Bert Harry

Personal information
- Full name: Albert Ernest Harry
- Date of birth: 8 March 1897
- Place of birth: Kingston upon Thames, England
- Date of death: 3 January 1966 (aged 68)
- Place of death: Bayston Hill, England
- Height: 5 ft 6 in (1.68 m)
- Position: Outside right

Senior career*
- Years: Team / Apps / (Gls)
- 1919-1921: Kingstonian
- 1921–1934: Crystal Palace / 410 / (53)
- 1934– ?: Dartford
- -1935: Shrewsbury Town

= Bert Harry =

English footballer (1897–1966)

Albert Ernest Harry (8 March 1897 – 3 January 1966) was an English footballer who played in The Football League for Crystal Palace. He also played for Kingstonian, Dartford and Shrewsbury Town.

==Early life==
Harry served in the army during World War I with the 6th battalion of the East Surrey Regiment from 1914 to 1919.

==Football career==
Harry was signed for Crystal Palace in 1921 by then manager Edmund Goodman, who had spotted Harry playing for Kingstonian in the Surrey Cup Final.
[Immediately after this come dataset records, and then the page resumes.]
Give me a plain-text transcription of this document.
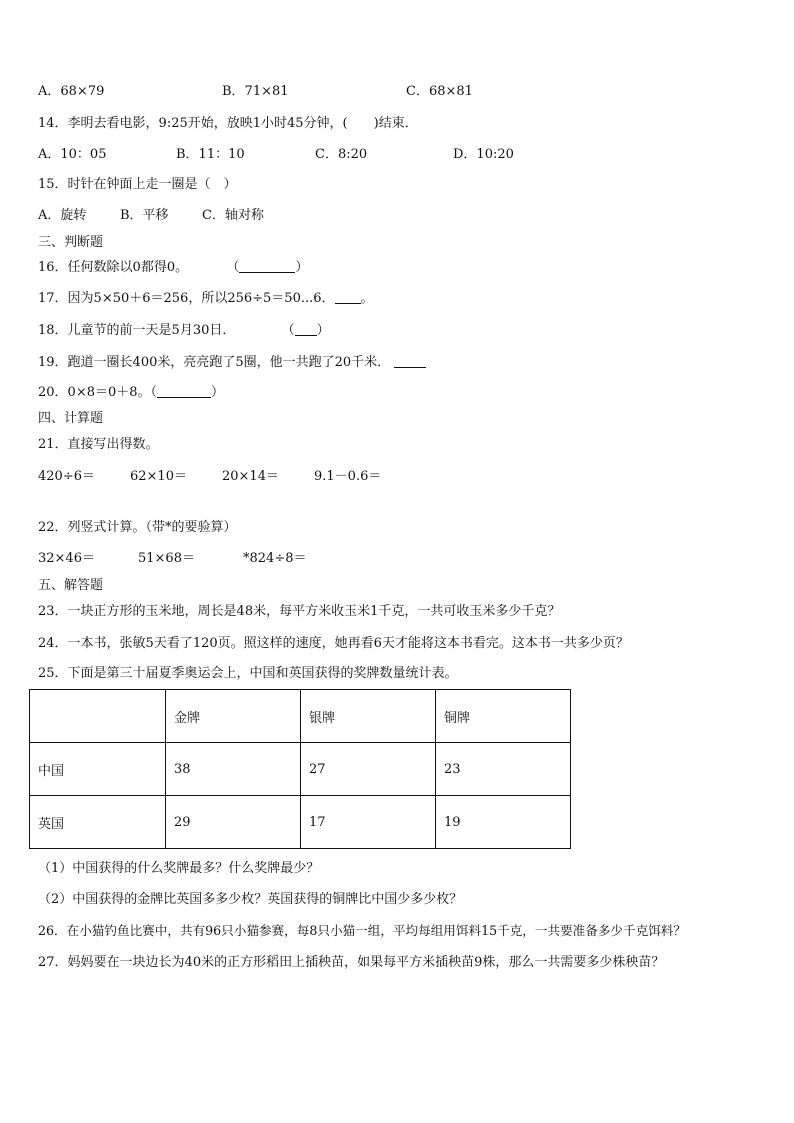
A．68×79	B．71×81	C．68×81
14．李明去看电影，9:25开始，放映1小时45分钟，(　　)结束．
A．10：05	B．11：10	C．8:20	D．10:20
15．时针在钟面上走一圈是（　）
A．旋转	B．平移	C．轴对称
三、判断题
16．任何数除以0都得0。	（	）
17．因为5×50＋6＝256，所以256÷5＝50...6． 。
18．儿童节的前一天是5月30日．	（ ）
19．跑道一圈长400米，亮亮跑了5圈，他一共跑了20千米．
20．0×8＝0＋8。（	）
四、计算题
21．直接写出得数。
420÷6＝	62×10＝	20×14＝	9.1－0.6＝
22．列竖式计算。（带*的要验算）
32×46＝	51×68＝	*824÷8＝
五、解答题
23．一块正方形的玉米地，周长是48米，每平方米收玉米1千克，一共可收玉米多少千克？
24．一本书，张敏5天看了120页。照这样的速度，她再看6天才能将这本书看完。这本书一共多少页？
25．下面是第三十届夏季奥运会上，中国和英国获得的奖牌数量统计表。
	金牌	银牌	铜牌
中国	38	27	23
英国	29	17	19
（1）中国获得的什么奖牌最多？什么奖牌最少？
（2）中国获得的金牌比英国多多少枚？英国获得的铜牌比中国少多少枚？
26．在小猫钓鱼比赛中，共有96只小猫参赛，每8只小猫一组，平均每组用饵料15千克，一共要准备多少千克饵料？
27．妈妈要在一块边长为40米的正方形稻田上插秧苗，如果每平方米插秧苗9株，那么一共需要多少株秧苗？
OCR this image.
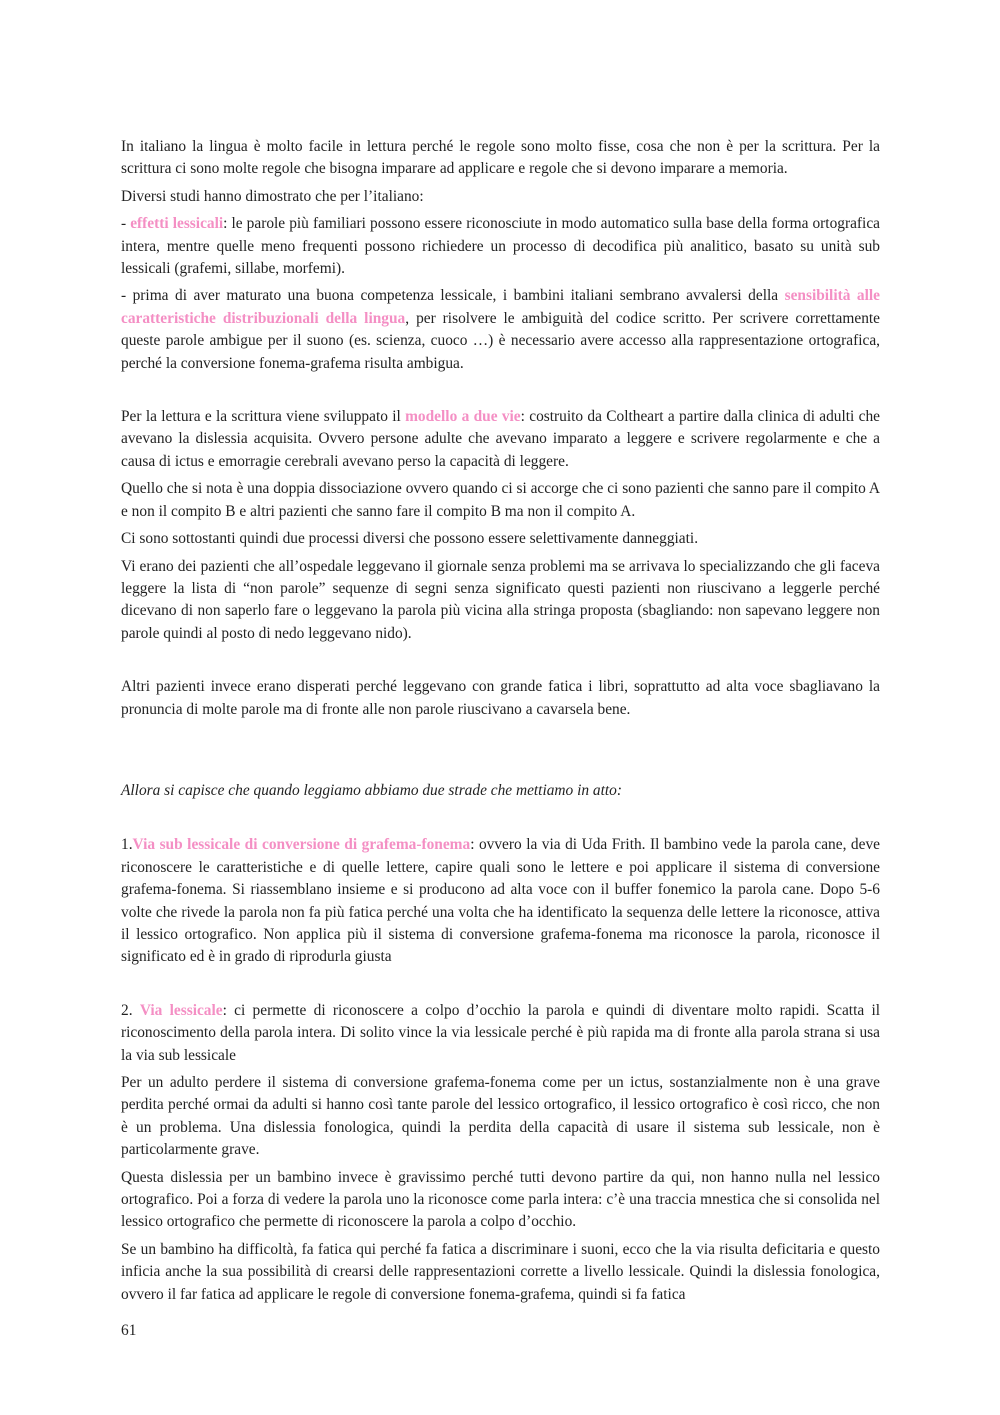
In italiano la lingua è molto facile in lettura perché le regole sono molto fisse, cosa che non è per la scrittura. Per la scrittura ci sono molte regole che bisogna imparare ad applicare e regole che si devono imparare a memoria.

Diversi studi hanno dimostrato che per l’italiano:

- effetti lessicali: le parole più familiari possono essere riconosciute in modo automatico sulla base della forma ortografica intera, mentre quelle meno frequenti possono richiedere un processo di decodifica più analitico, basato su unità sub lessicali (grafemi, sillabe, morfemi).

- prima di aver maturato una buona competenza lessicale, i bambini italiani sembrano avvalersi della sensibilità alle caratteristiche distribuzionali della lingua, per risolvere le ambiguità del codice scritto. Per scrivere correttamente queste parole ambigue per il suono (es. scienza, cuoco …) è necessario avere accesso alla rappresentazione ortografica, perché la conversione fonema-grafema risulta ambigua.

Per la lettura e la scrittura viene sviluppato il modello a due vie: costruito da Coltheart a partire dalla clinica di adulti che avevano la dislessia acquisita. Ovvero persone adulte che avevano imparato a leggere e scrivere regolarmente e che a causa di ictus e emorragie cerebrali avevano perso la capacità di leggere.

Quello che si nota è una doppia dissociazione ovvero quando ci si accorge che ci sono pazienti che sanno pare il compito A e non il compito B e altri pazienti che sanno fare il compito B ma non il compito A.

Ci sono sottostanti quindi due processi diversi che possono essere selettivamente danneggiati.

Vi erano dei pazienti che all’ospedale leggevano il giornale senza problemi ma se arrivava lo specializzando che gli faceva leggere la lista di “non parole” sequenze di segni senza significato questi pazienti non riuscivano a leggerle perché dicevano di non saperlo fare o leggevano la parola più vicina alla stringa proposta (sbagliando: non sapevano leggere non parole quindi al posto di nedo leggevano nido).

Altri pazienti invece erano disperati perché leggevano con grande fatica i libri, soprattutto ad alta voce sbagliavano la pronuncia di molte parole ma di fronte alle non parole riuscivano a cavarsela bene.

Allora si capisce che quando leggiamo abbiamo due strade che mettiamo in atto:

1.Via sub lessicale di conversione di grafema-fonema: ovvero la via di Uda Frith. Il bambino vede la parola cane, deve riconoscere le caratteristiche e di quelle lettere, capire quali sono le lettere e poi applicare il sistema di conversione grafema-fonema. Si riassemblano insieme e si producono ad alta voce con il buffer fonemico la parola cane. Dopo 5-6 volte che rivede la parola non fa più fatica perché una volta che ha identificato la sequenza delle lettere la riconosce, attiva il lessico ortografico. Non applica più il sistema di conversione grafema-fonema ma riconosce la parola, riconosce il significato ed è in grado di riprodurla giusta

2. Via lessicale: ci permette di riconoscere a colpo d’occhio la parola e quindi di diventare molto rapidi. Scatta il riconoscimento della parola intera. Di solito vince la via lessicale perché è più rapida ma di fronte alla parola strana si usa la via sub lessicale

Per un adulto perdere il sistema di conversione grafema-fonema come per un ictus, sostanzialmente non è una grave perdita perché ormai da adulti si hanno così tante parole del lessico ortografico, il lessico ortografico è così ricco, che non è un problema. Una dislessia fonologica, quindi la perdita della capacità di usare il sistema sub lessicale, non è particolarmente grave.

Questa dislessia per un bambino invece è gravissimo perché tutti devono partire da qui, non hanno nulla nel lessico ortografico. Poi a forza di vedere la parola uno la riconosce come parla intera: c’è una traccia mnestica che si consolida nel lessico ortografico che permette di riconoscere la parola a colpo d’occhio.

Se un bambino ha difficoltà, fa fatica qui perché fa fatica a discriminare i suoni, ecco che la via risulta deficitaria e questo inficia anche la sua possibilità di crearsi delle rappresentazioni corrette a livello lessicale. Quindi la dislessia fonologica, ovvero il far fatica ad applicare le regole di conversione fonema-grafema, quindi si fa fatica

61
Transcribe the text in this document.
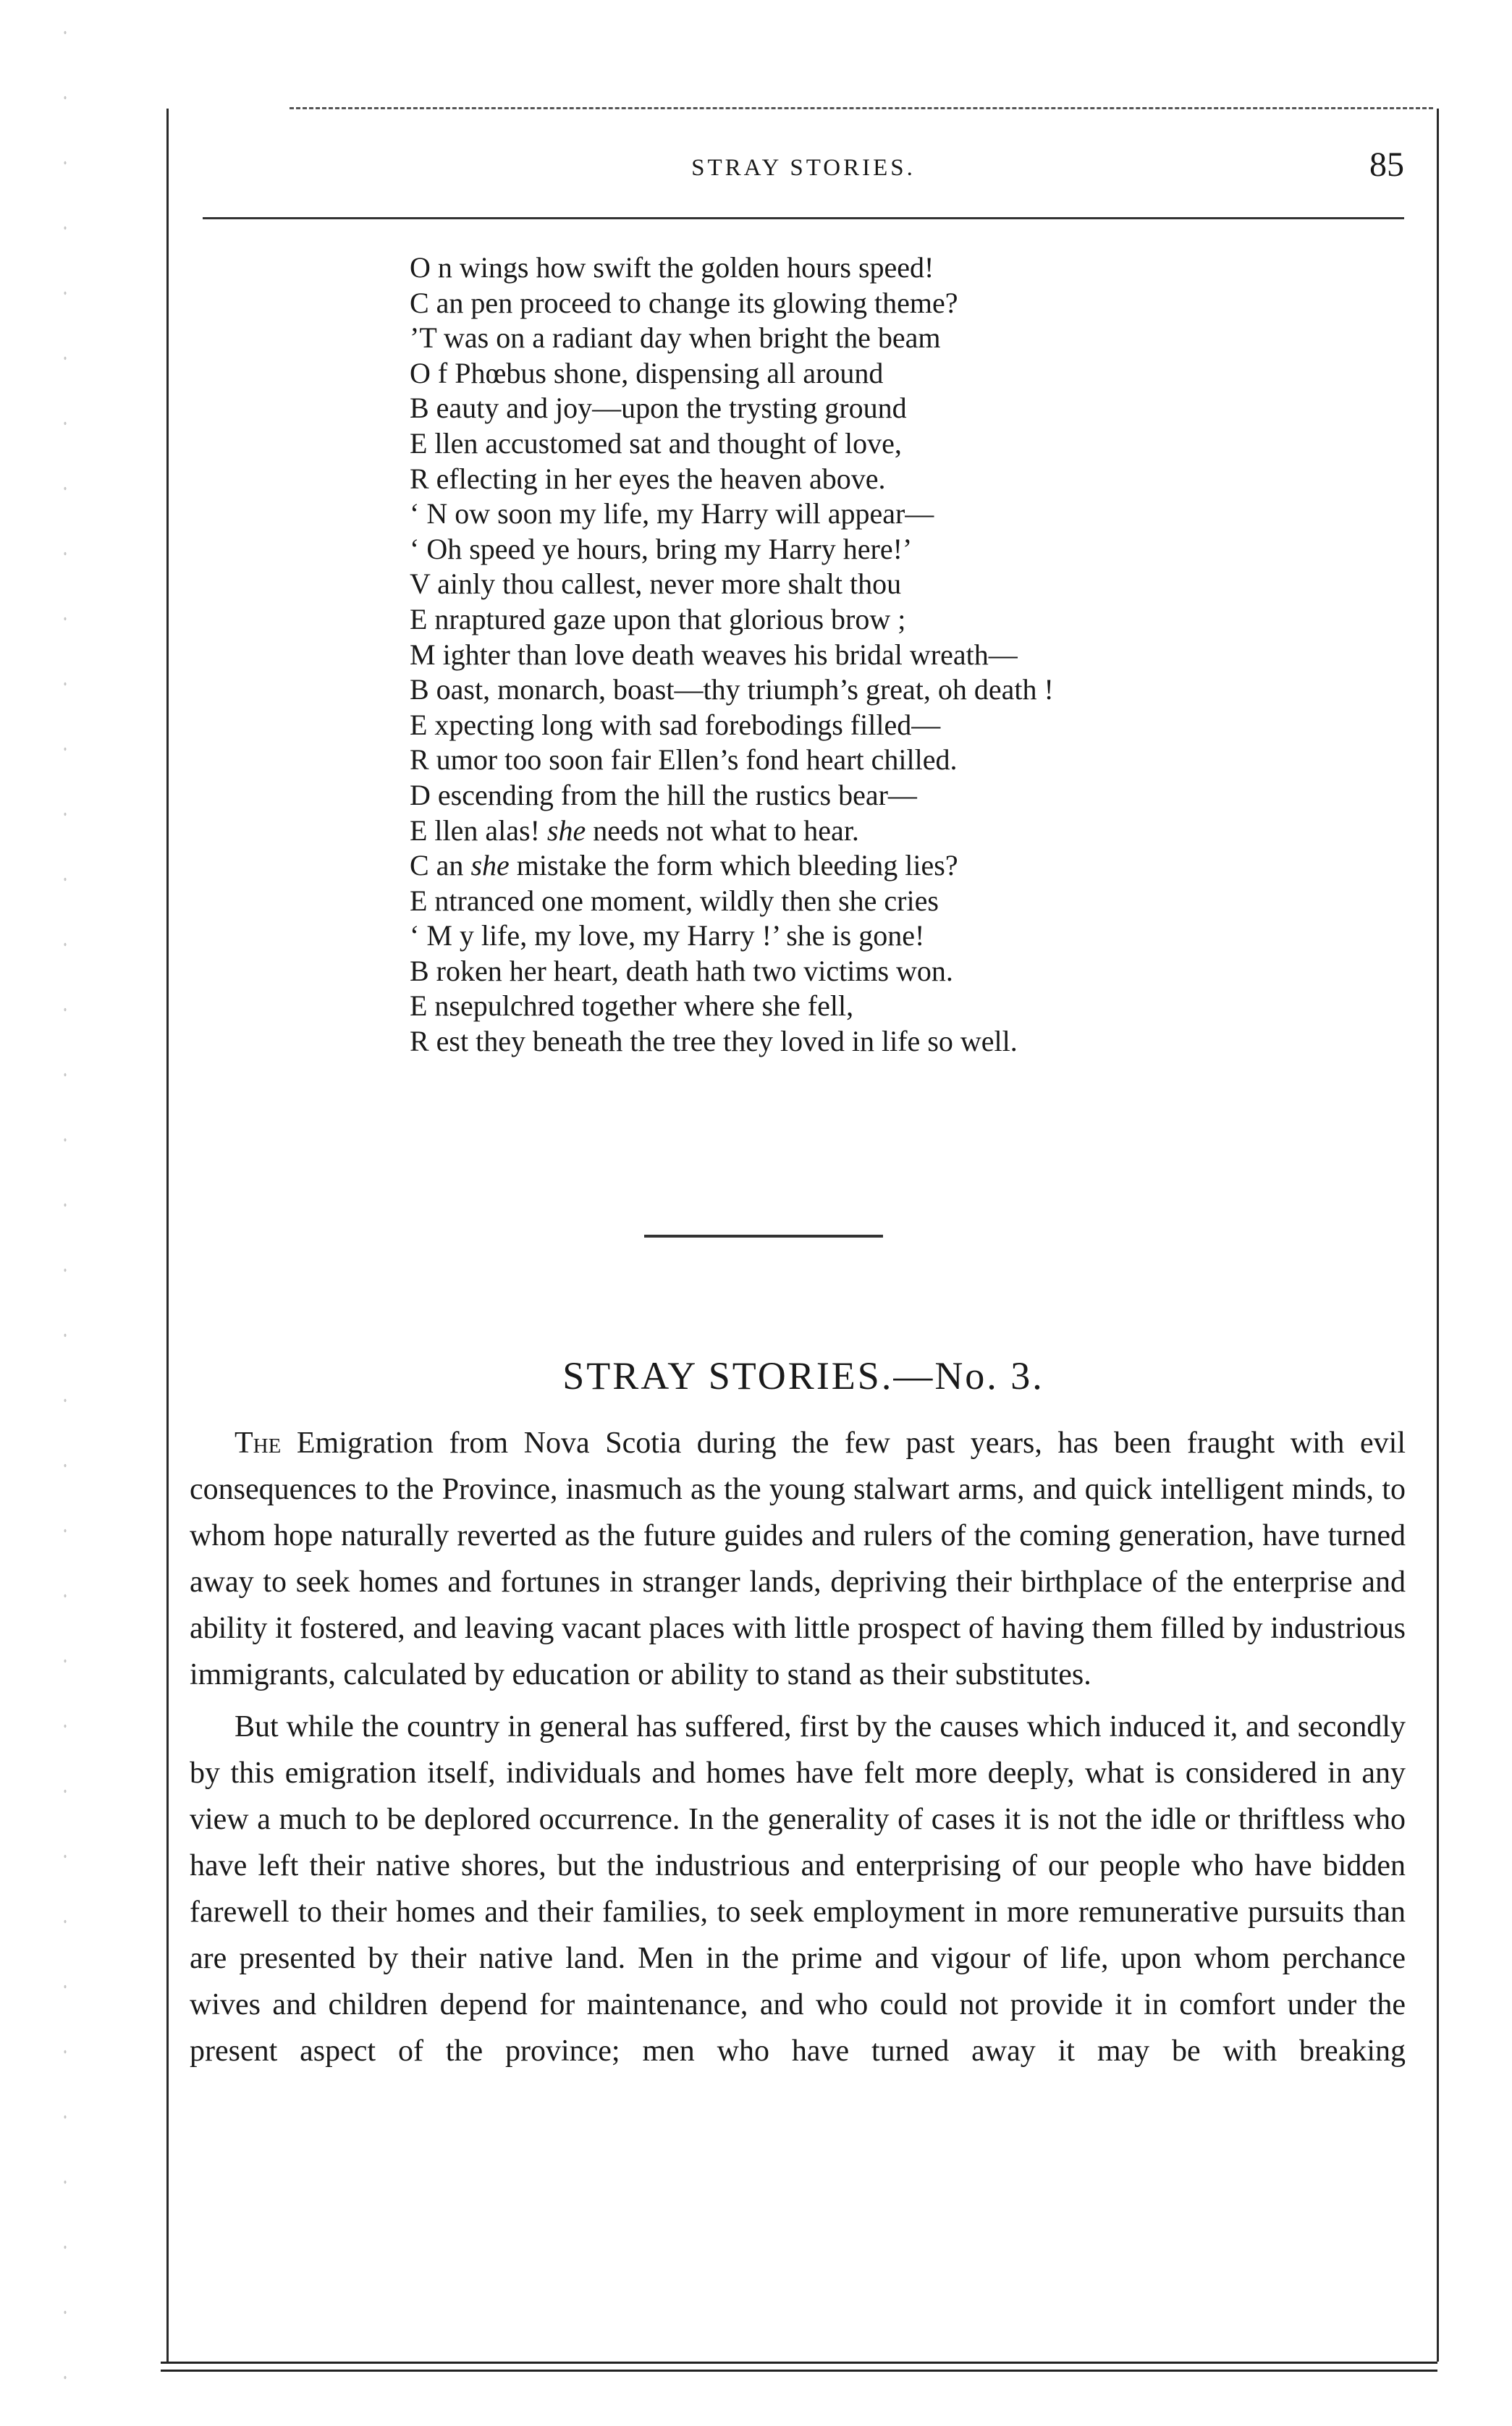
STRAY STORIES.	85
O n wings how swift the golden hours speed!
C an pen proceed to change its glowing theme?
’T was on a radiant day when bright the beam
O f Phœbus shone, dispensing all around
B eauty and joy—upon the trysting ground
E llen accustomed sat and thought of love,
R eflecting in her eyes the heaven above.
‘ N ow soon my life, my Harry will appear—
‘ Oh speed ye hours, bring my Harry here!’
V ainly thou callest, never more shalt thou
E nraptured gaze upon that glorious brow ;
M ighter than love death weaves his bridal wreath—
B oast, monarch, boast—thy triumph’s great, oh death !
E xpecting long with sad forebodings filled—
R umor too soon fair Ellen’s fond heart chilled.
D escending from the hill the rustics bear—
E llen alas! she needs not what to hear.
C an she mistake the form which bleeding lies?
E ntranced one moment, wildly then she cries
‘ M y life, my love, my Harry !’ she is gone!
B roken her heart, death hath two victims won.
E nsepulchred together where she fell,
R est they beneath the tree they loved in life so well.
STRAY STORIES.—No. 3.

The Emigration from Nova Scotia during the few past years, has been fraught with evil consequences to the Province, inasmuch as the young stalwart arms, and quick intelligent minds, to whom hope naturally reverted as the future guides and rulers of the coming generation, have turned away to seek homes and fortunes in stranger lands, depriving their birthplace of the enterprise and ability it fostered, and leaving vacant places with little prospect of having them filled by industrious immigrants, calculated by education or ability to stand as their substitutes.

But while the country in general has suffered, first by the causes which induced it, and secondly by this emigration itself, individuals and homes have felt more deeply, what is considered in any view a much to be deplored occurrence. In the generality of cases it is not the idle or thriftless who have left their native shores, but the industrious and enterprising of our people who have bidden farewell to their homes and their families, to seek employment in more remunerative pursuits than are presented by their native land. Men in the prime and vigour of life, upon whom perchance wives and children depend for maintenance, and who could not provide it in comfort under the present aspect of the province; men who have turned away it may be with breaking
He made his Football League debut in March 1922 and went on to make 410 appearances for Crystal Palace between then and 1934, a club record which stood until surpassed by Terry Long in 1960. Harry moved to Dartford in August 1934 and later to Shrewsbury Town.

==Later life and death==
Harry subsequently retired from football and became a publican in Oakamoor, Staffordshire, then returned to Shropshire where he kept the Pound Inn at Leebotwood from 1935 to 1954 and Horseshoes Inn at nearby Dorrington from 1954 until he retired from the licensed trade in 1963, when he moved to Bayston Hill near Shrewsbury.

Albert Harry died in 1966 aged 68, and was buried on 7 January 1966 at Leebotwood church. He left a widow and two daughters.